Pausing from the focus of the here and the now for the Eagles, I dare peer into the future. There is so much unknown about what is ahead for this franchise, of course, and to speculate is something that is difficult to do in this position.
We'll have a lot of opportunity to discuss the particulars of the franchise at the proper time, I promise. In the meantime, let's talk football and, specifically, what I see as the very top need for the football team.
The offensive line. And anyone who takes the line, pun intended, that good health is all that is needed for the Eagles up front, is badly mistaken.
Without a good one, as we have seen for the last several seasons, the offense is only going to be so effective. A group of five players that had so much stability during the best offensive days of the early 2000s has been the picture of change since 2008. Aging bookend tackles Jon Runyan and Tra Thomas were done in Philadelphia after that season, and the offensive line has been an area the coaches have had to mix and match players since.
The injuries to Peters, Kelce and Herremans dealt a blow that even a great coach like Howard Mudd could not overcome this year. Losing those three starters to injury, plus the ineffectiveness of second-year guard Danny Watkins, forced four new starters onto the field.
And while there have been moments where it's all clicked -- the running game was tremendous in New Orleans and Dallas and at Lincoln Financial Field against Carolina, and the late-game drives at Tampa Bay delivered a much-needed victory -- the line has struggled just to be decent.
Jake Scott was signed off the streets and in the lineup a few practices later. Dallas Reynolds became a starter after three seasons on the practice squad. Rookie Dennis Kelly has been a tackle, then a guard and is now back at tackle. King Dunlap has been in and out of the starting lineup, and ultimately he beat out the disappointing Demetrius Bell at left tackle.
The mismatch of personnel has provided a mismatch of performances. And that brings us to eyeing 2013 and assigning a "need" list.
Peters, Kelce and Herremans are expected to be 100 percent healthy for 2013 and that's encouraging. There is no question that the prospects for the offensive line are much improved with those three on the field.
But why would the Eagles assume that all three are going to return to their pre-injury form when history has told us repeatedly that players who come back from serious injury are not the same the following season? Beyond that, what system will the Eagles play on offense in 2013? What technique will the offensive line be asked to play? How does Kelce, who excelled as a 300-pound, athletic center under Mudd fare with a new line coach who may be looking for something else at the position?

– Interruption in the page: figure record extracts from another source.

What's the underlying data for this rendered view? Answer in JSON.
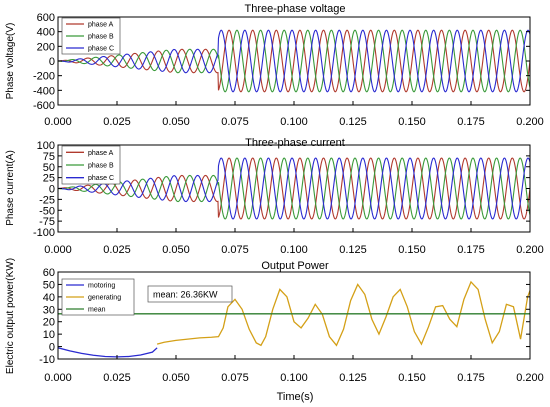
{
  "figure": {
    "xlabel": "Time(s)"
  },
  "chart_data": [
    {
      "type": "line",
      "title": "Three-phase voltage",
      "ylabel": "Phase voltage(V)",
      "xlim": [
        0,
        0.2
      ],
      "ylim": [
        -600,
        600
      ],
      "xticks": [
        "0.000",
        "0.025",
        "0.050",
        "0.075",
        "0.100",
        "0.125",
        "0.150",
        "0.175",
        "0.200"
      ],
      "yticks": [
        600,
        400,
        200,
        0,
        -200,
        -400,
        -600
      ],
      "ytick_labels": [
        "600",
        "400",
        "200",
        "0",
        "-200",
        "-400",
        "-600"
      ],
      "legend_position": "top-left",
      "waveform": {
        "frequency_hz": 100,
        "ramp_start_s": 0.0,
        "ramp_end_s": 0.05,
        "ramp_amplitude": 160,
        "step_time_s": 0.068,
        "steady_amplitude": 420
      },
      "series": [
        {
          "name": "phase A",
          "color": "#b03a2e",
          "phase_deg": 0
        },
        {
          "name": "phase B",
          "color": "#3a9a3a",
          "phase_deg": -120
        },
        {
          "name": "phase C",
          "color": "#2a2ad0",
          "phase_deg": 120
        }
      ]
    },
    {
      "type": "line",
      "title": "Three-phase current",
      "ylabel": "Phase current(A)",
      "xlim": [
        0,
        0.2
      ],
      "ylim": [
        -100,
        100
      ],
      "xticks": [
        "0.000",
        "0.025",
        "0.050",
        "0.075",
        "0.100",
        "0.125",
        "0.150",
        "0.175",
        "0.200"
      ],
      "yticks": [
        100,
        75,
        50,
        25,
        0,
        -25,
        -50,
        -75,
        -100
      ],
      "ytick_labels": [
        "100",
        "75",
        "50",
        "25",
        "0",
        "-25",
        "-50",
        "-75",
        "-100"
      ],
      "legend_position": "top-left",
      "waveform": {
        "frequency_hz": 100,
        "ramp_start_s": 0.0,
        "ramp_end_s": 0.05,
        "ramp_amplitude": 30,
        "step_time_s": 0.068,
        "steady_amplitude": 70
      },
      "series": [
        {
          "name": "phase A",
          "color": "#b03a2e",
          "phase_deg": 0
        },
        {
          "name": "phase B",
          "color": "#3a9a3a",
          "phase_deg": -120
        },
        {
          "name": "phase C",
          "color": "#2a2ad0",
          "phase_deg": 120
        }
      ]
    },
    {
      "type": "line",
      "title": "Output Power",
      "ylabel": "Electric output power(KW)",
      "xlim": [
        0,
        0.2
      ],
      "ylim": [
        -10,
        60
      ],
      "xticks": [
        "0.000",
        "0.025",
        "0.050",
        "0.075",
        "0.100",
        "0.125",
        "0.150",
        "0.175",
        "0.200"
      ],
      "yticks": [
        60,
        50,
        40,
        30,
        20,
        10,
        0,
        -10
      ],
      "ytick_labels": [
        "60",
        "50",
        "40",
        "30",
        "20",
        "10",
        "0",
        "-10"
      ],
      "legend_position": "top-left",
      "annotation": "mean: 26.36KW",
      "series": [
        {
          "name": "motoring",
          "color": "#2a2ad0",
          "x": [
            0.0,
            0.005,
            0.01,
            0.015,
            0.02,
            0.025,
            0.03,
            0.035,
            0.04,
            0.042
          ],
          "y": [
            -1,
            -3.5,
            -5.5,
            -7,
            -8,
            -8.3,
            -8,
            -6.8,
            -4.5,
            -1
          ]
        },
        {
          "name": "generating",
          "color": "#d4a017",
          "x": [
            0.042,
            0.045,
            0.05,
            0.055,
            0.06,
            0.065,
            0.068,
            0.07,
            0.072,
            0.075,
            0.078,
            0.081,
            0.084,
            0.086,
            0.088,
            0.091,
            0.094,
            0.097,
            0.1,
            0.103,
            0.106,
            0.109,
            0.112,
            0.115,
            0.118,
            0.121,
            0.124,
            0.127,
            0.13,
            0.133,
            0.136,
            0.139,
            0.142,
            0.145,
            0.148,
            0.151,
            0.154,
            0.157,
            0.16,
            0.163,
            0.166,
            0.169,
            0.172,
            0.175,
            0.178,
            0.181,
            0.184,
            0.187,
            0.19,
            0.193,
            0.196,
            0.199,
            0.2
          ],
          "y": [
            2,
            3.5,
            5,
            6,
            7,
            7.5,
            8,
            15,
            32,
            38,
            30,
            14,
            3,
            1,
            8,
            30,
            46,
            40,
            20,
            15,
            23,
            34,
            26,
            8,
            1,
            14,
            37,
            50,
            42,
            22,
            10,
            24,
            40,
            46,
            32,
            12,
            2,
            16,
            32,
            33,
            22,
            16,
            38,
            52,
            46,
            22,
            3,
            12,
            34,
            32,
            6,
            40,
            45
          ]
        },
        {
          "name": "mean",
          "color": "#2e7d2e",
          "x": [
            0.0,
            0.2
          ],
          "y": [
            26.36,
            26.36
          ]
        }
      ]
    }
  ]
}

Even if all three players are just as good next season as they have been in the past, is that enough for the offensive line? Where does Watkins fit in, if at all? Is Herremans, who had his ups and downs at right tackle this season prior to the injury, more suited to play on the edge or inside?
The notion that the Eagles just need to get their players healthy to again have a "dominating" offensive line is to overlook the fact, not the opinion, that the Eagles have not been dominant along the offensive line for years and years. Mudd ripped the line apart last year and only late in the 2011 season did the line perform at an above-average level. While much improved, the line was hardly dominating last year.
This season, the Eagles struggled from the very start. Bell never came close to replacing Peters, who suffered his torn Achilles tendon in the spring. The Eagles hoped it would be relatively seamless for Bell to become the starting left tackle, but he didn't adjust to Mudd's technique and contributed very little this year. That set off a chain reaction of struggles, compounded by in-season injuries to Kelce and Herremans.
If you want the offense to be balanced and efficient and truly effective in the red zone, then you have to understand how much the Eagles need up front. They can't stop at "being OK there" when they look at the depth chart in the offseason. They can't take anything for granted, especially when it comes to counting on players returning from serious injury to return immediately to high-level performance. It's just too risky.
The Eagles are going to have a chance to add quality linemen in free agency, perhaps, and unquestionably through the draft. While there are other needs -- we all understand that the defense needs several pieces as well and some on the offensive side of the ball beyond the line of scrimmage -- the Eagles would be well served to have an eye on dominance from tackle to tackle offensively.
Being "OK" is one thing, but it's not enough. If the plan to go with a young quarterback, and it's fair to say that Nick Foles would seem to be the leading candidate at this point, then the Eagles need to strive for greatness around him. That means quality skill-position players, which the Eagles have (and I'm not ruling out adding a tight end or a wide receiver, or both), and it means having as good an offensive line as the team can possibly construct.
Whether you want to admit it or not, the Eagles have been pushed around at the line of scrimmage too much in recent seasons. It's time to build the line back up to a position of strength, of dominance, no matter how many resources the Eagles have to use to reach that level.